Hacker News new | ask | show | jobs
by code_biologist 913 days ago
A database with no indexes is slow. Finding a particular row will require a linear search.

The crux is understanding what data access patterns you will have and what indexes / data structures accelerate that access pattern. "Index = fast" is a painfully pernicious untrue meme. It's absolutely true for application tables with queries only touching a few rows. On the other hand, analytics queries touching a high proportion of rows with joins on equality conditions (ie. hash joinable) isn't going to go any faster with an index.

I've seen devs shotgun indexes at tables to fix performance (done it myself too) but the real test of index understanding is when that doesn't work.

4 comments

> On the other hand, analytics queries touching a high proportion of rows with joins on equality conditions (ie. hash joinable) isn't going to go any faster with an index.

That's when you bring a BRIN to the table. :-)

Or change the layout entirely to clustered columnstore from row store.

All databases are datastructures on disk and memory optimized for specific access and write patterns.

> "Index = fast" is a painfully pernicious untrue meme.

I believe that lack of internalization of that meme (regardless of how true it is) can be a cause of real trouble.

I was working in a team where Java devs simply didn't bother to put indexes on tables because they were small (like 100 rows or so). When I (JS dev) pestered them long enough to finally do it suddenly the whole app got super snappy and they were very thankful as it happened just as degrading performance was causing a lot of gloomy mood.

If a table has 100 rows and those rows aren't huuuuge, there is no reason to put in index. The rows probably fit into one page or so anyways and are all read together anyways.

Why are you mentioning that it were Java devs ad that you are a JS (javascript?) dev? Does that give you any kind of... expertise in the matter?

In theory, with pages, caching and all, yes. In practice it made collosal difference.

With correct indexes the queries were able to be found only with index lookup without touching data at all. It was many times faster than sequential scan of even this few rows.

I'm mentioning our respective roles to show that people with nominally no expertise make such decisions often in practice and such "memes", even tough they are not strictly true in all cases, may bring a lot of value in practical setting.

"No inedex = slow" is a good heuristic for nearly all devs.

> With correct indexes the queries were able to be found only with index lookup without touching data at all

That doesn't make things faster, unless the rows contain so much data, that they force many page reads. Otherwise, reading the whole index or reading all rows takes the same time.

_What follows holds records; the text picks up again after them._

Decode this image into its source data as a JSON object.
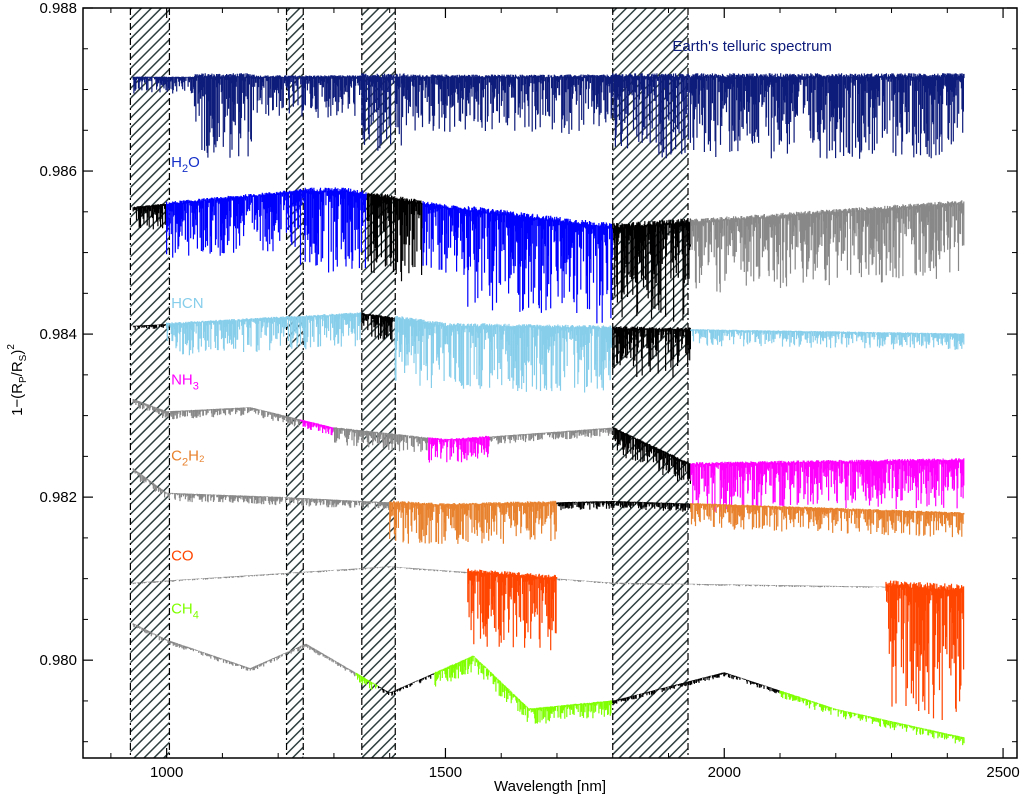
{
  "chart_data": {
    "type": "line",
    "xlabel": "Wavelength [nm]",
    "ylabel": "1−(R",
    "ylabel_sub1": "P",
    "ylabel_mid": "/R",
    "ylabel_sub2": "S",
    "ylabel_end": ")",
    "ylabel_sup": "2",
    "xlim": [
      850,
      2525
    ],
    "ylim": [
      0.9788,
      0.988
    ],
    "xticks": [
      {
        "value": 1000,
        "label": "1000"
      },
      {
        "value": 1500,
        "label": "1500"
      },
      {
        "value": 2000,
        "label": "2000"
      },
      {
        "value": 2500,
        "label": "2500"
      }
    ],
    "yticks": [
      {
        "value": 0.98,
        "label": "0.980"
      },
      {
        "value": 0.982,
        "label": "0.982"
      },
      {
        "value": 0.984,
        "label": "0.984"
      },
      {
        "value": 0.986,
        "label": "0.986"
      },
      {
        "value": 0.988,
        "label": "0.988"
      }
    ],
    "hatched_regions": [
      [
        935,
        1005
      ],
      [
        1215,
        1245
      ],
      [
        1350,
        1410
      ],
      [
        1800,
        1935
      ]
    ],
    "annotations": [
      {
        "id": "telluric",
        "text": "Earth's telluric spectrum",
        "x": 2050,
        "y": 0.98747,
        "color": "#0d1b7a"
      },
      {
        "id": "h2o",
        "text": "H",
        "sub": "2",
        "after": "O",
        "x": 1008,
        "y": 0.98605,
        "color": "#1530c8"
      },
      {
        "id": "hcn",
        "text": "HCN",
        "sub": "",
        "after": "",
        "x": 1008,
        "y": 0.98432,
        "color": "#87ceeb"
      },
      {
        "id": "nh3",
        "text": "NH",
        "sub": "3",
        "after": "",
        "x": 1008,
        "y": 0.98338,
        "color": "#ff00ff"
      },
      {
        "id": "c2h2",
        "text": "C",
        "sub": "2",
        "after": "H₂",
        "x": 1008,
        "y": 0.98245,
        "color": "#e8822e"
      },
      {
        "id": "co",
        "text": "CO",
        "sub": "",
        "after": "",
        "x": 1008,
        "y": 0.98122,
        "color": "#ff4500"
      },
      {
        "id": "ch4",
        "text": "CH",
        "sub": "4",
        "after": "",
        "x": 1008,
        "y": 0.98057,
        "color": "#7fff00"
      }
    ],
    "series": [
      {
        "name": "Earth's telluric spectrum",
        "color": "#0d1b7a",
        "base": 0.98715,
        "segments": [
          {
            "x0": 940,
            "x1": 1050,
            "depth": 0.0002
          },
          {
            "x0": 1050,
            "x1": 1160,
            "depth": 0.001
          },
          {
            "x0": 1160,
            "x1": 1350,
            "depth": 0.0005
          },
          {
            "x0": 1350,
            "x1": 1430,
            "depth": 0.001
          },
          {
            "x0": 1430,
            "x1": 1800,
            "depth": 0.0007
          },
          {
            "x0": 1800,
            "x1": 1950,
            "depth": 0.001
          },
          {
            "x0": 1950,
            "x1": 2430,
            "depth": 0.001
          }
        ]
      },
      {
        "name": "H2O",
        "baseline": [
          [
            940,
            0.98555
          ],
          [
            1250,
            0.98575
          ],
          [
            1320,
            0.98575
          ],
          [
            1500,
            0.98555
          ],
          [
            1800,
            0.9853
          ],
          [
            2430,
            0.9856
          ]
        ],
        "segments": [
          {
            "x0": 940,
            "x1": 1000,
            "color": "#000000",
            "depth": 0.0003
          },
          {
            "x0": 1000,
            "x1": 1240,
            "color": "#0000ff",
            "depth": 0.0007
          },
          {
            "x0": 1240,
            "x1": 1360,
            "color": "#0000ff",
            "depth": 0.001
          },
          {
            "x0": 1360,
            "x1": 1460,
            "color": "#000000",
            "depth": 0.001
          },
          {
            "x0": 1460,
            "x1": 1540,
            "color": "#0000ff",
            "depth": 0.0008
          },
          {
            "x0": 1540,
            "x1": 1800,
            "color": "#0000ff",
            "depth": 0.0012
          },
          {
            "x0": 1800,
            "x1": 1940,
            "color": "#000000",
            "depth": 0.0012
          },
          {
            "x0": 1940,
            "x1": 2430,
            "color": "#888888",
            "depth": 0.0009
          }
        ]
      },
      {
        "name": "HCN",
        "baseline": [
          [
            940,
            0.9841
          ],
          [
            1350,
            0.98425
          ],
          [
            1500,
            0.9841
          ],
          [
            2430,
            0.984
          ]
        ],
        "segments": [
          {
            "x0": 940,
            "x1": 1000,
            "color": "#000000",
            "depth": 5e-05
          },
          {
            "x0": 1000,
            "x1": 1350,
            "color": "#87ceeb",
            "depth": 0.0004
          },
          {
            "x0": 1350,
            "x1": 1410,
            "color": "#000000",
            "depth": 0.0003
          },
          {
            "x0": 1410,
            "x1": 1800,
            "color": "#87ceeb",
            "depth": 0.0008
          },
          {
            "x0": 1800,
            "x1": 1940,
            "color": "#000000",
            "depth": 0.0006
          },
          {
            "x0": 1940,
            "x1": 2430,
            "color": "#87ceeb",
            "depth": 0.0002
          }
        ]
      },
      {
        "name": "NH3",
        "baseline": [
          [
            940,
            0.9832
          ],
          [
            1000,
            0.98305
          ],
          [
            1150,
            0.9831
          ],
          [
            1300,
            0.98285
          ],
          [
            1500,
            0.9827
          ],
          [
            1800,
            0.98285
          ],
          [
            1940,
            0.9824
          ],
          [
            2430,
            0.98245
          ]
        ],
        "segments": [
          {
            "x0": 940,
            "x1": 1240,
            "color": "#888888",
            "depth": 0.0001
          },
          {
            "x0": 1240,
            "x1": 1300,
            "color": "#ff00ff",
            "depth": 0.0001
          },
          {
            "x0": 1300,
            "x1": 1470,
            "color": "#888888",
            "depth": 0.0002
          },
          {
            "x0": 1470,
            "x1": 1580,
            "color": "#ff00ff",
            "depth": 0.0003
          },
          {
            "x0": 1580,
            "x1": 1800,
            "color": "#888888",
            "depth": 0.0001
          },
          {
            "x0": 1800,
            "x1": 1940,
            "color": "#000000",
            "depth": 0.0003
          },
          {
            "x0": 1940,
            "x1": 2430,
            "color": "#ff00ff",
            "depth": 0.0006
          }
        ]
      },
      {
        "name": "C2H2",
        "baseline": [
          [
            940,
            0.98235
          ],
          [
            1000,
            0.98205
          ],
          [
            1200,
            0.982
          ],
          [
            1500,
            0.9819
          ],
          [
            1800,
            0.98195
          ],
          [
            2430,
            0.9818
          ]
        ],
        "segments": [
          {
            "x0": 940,
            "x1": 1400,
            "color": "#888888",
            "depth": 0.0001
          },
          {
            "x0": 1400,
            "x1": 1700,
            "color": "#e8822e",
            "depth": 0.0005
          },
          {
            "x0": 1700,
            "x1": 1940,
            "color": "#000000",
            "depth": 0.0001
          },
          {
            "x0": 1940,
            "x1": 2430,
            "color": "#e8822e",
            "depth": 0.0003
          }
        ]
      },
      {
        "name": "CO",
        "baseline": [
          [
            940,
            0.98095
          ],
          [
            1400,
            0.98115
          ],
          [
            1800,
            0.98095
          ],
          [
            2300,
            0.9809
          ],
          [
            2430,
            0.98085
          ]
        ],
        "segments": [
          {
            "x0": 940,
            "x1": 1540,
            "color": "#888888",
            "depth": 2e-05
          },
          {
            "x0": 1540,
            "x1": 1700,
            "color": "#ff4500",
            "depth": 0.0009
          },
          {
            "x0": 1700,
            "x1": 2290,
            "color": "#888888",
            "depth": 2e-05
          },
          {
            "x0": 2290,
            "x1": 2430,
            "color": "#ff4500",
            "depth": 0.0016
          }
        ]
      },
      {
        "name": "CH4",
        "baseline": [
          [
            940,
            0.98045
          ],
          [
            1000,
            0.98025
          ],
          [
            1150,
            0.9799
          ],
          [
            1250,
            0.9802
          ],
          [
            1400,
            0.9796
          ],
          [
            1550,
            0.98005
          ],
          [
            1650,
            0.9794
          ],
          [
            1800,
            0.9795
          ],
          [
            2000,
            0.97985
          ],
          [
            2200,
            0.9794
          ],
          [
            2430,
            0.97905
          ]
        ],
        "segments": [
          {
            "x0": 940,
            "x1": 1340,
            "color": "#888888",
            "depth": 5e-05
          },
          {
            "x0": 1340,
            "x1": 1380,
            "color": "#7fff00",
            "depth": 0.0001
          },
          {
            "x0": 1380,
            "x1": 1480,
            "color": "#000000",
            "depth": 5e-05
          },
          {
            "x0": 1480,
            "x1": 1800,
            "color": "#7fff00",
            "depth": 0.0002
          },
          {
            "x0": 1800,
            "x1": 2100,
            "color": "#000000",
            "depth": 5e-05
          },
          {
            "x0": 2100,
            "x1": 2430,
            "color": "#7fff00",
            "depth": 0.0001
          }
        ]
      }
    ]
  }
}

I think there is some information that you are not providing that might make a difference - or it is actually a misunderstanding on your side and if the queries really got faster, it's because of something else, such as a join.

If it didn't matter noone would ever use binary search for the amount of data that fits single page. Linear search would always be preferred as it is simpler.

The only thing I'm not providing are the exact sizes of the tables involved other than that they were considered small. Some having 100 rows but I can't rule out that some were 1000. I didn't say each of those tables fit a single page which I agree could be significant. I am completely sure that the difference was caused by adding indexes to small tables, nothing else. The improvement was achieved in a single day by a sigle person adding indexes where there were none. He observed improvement as he went from table to table. I was specifically thanked by him for pestering him about it. He was informal tech lead for this project. The application was fairly large at that time and performance issues were everywhere. What was also used everywhere were those small tables containing stuff like list of countries, languages, currencies, types of operations and such.

> isn’t going to go any faster with an index

Depends on the data, and the index. A covering index would almost certainly be faster. But you said analytics, which implies large results from huge datasets, so it’s unlikely to fit into memory in the first place.

> The crux is understanding what data access patterns you will have and what indexes / data structures accelerate that access pattern

We have a winner. But when looking at SQL tables/Views/Stored Procedures, the data is also stored in order in memory, in effect have a master database and files on disk, with sorted databases and files in memory for faster access.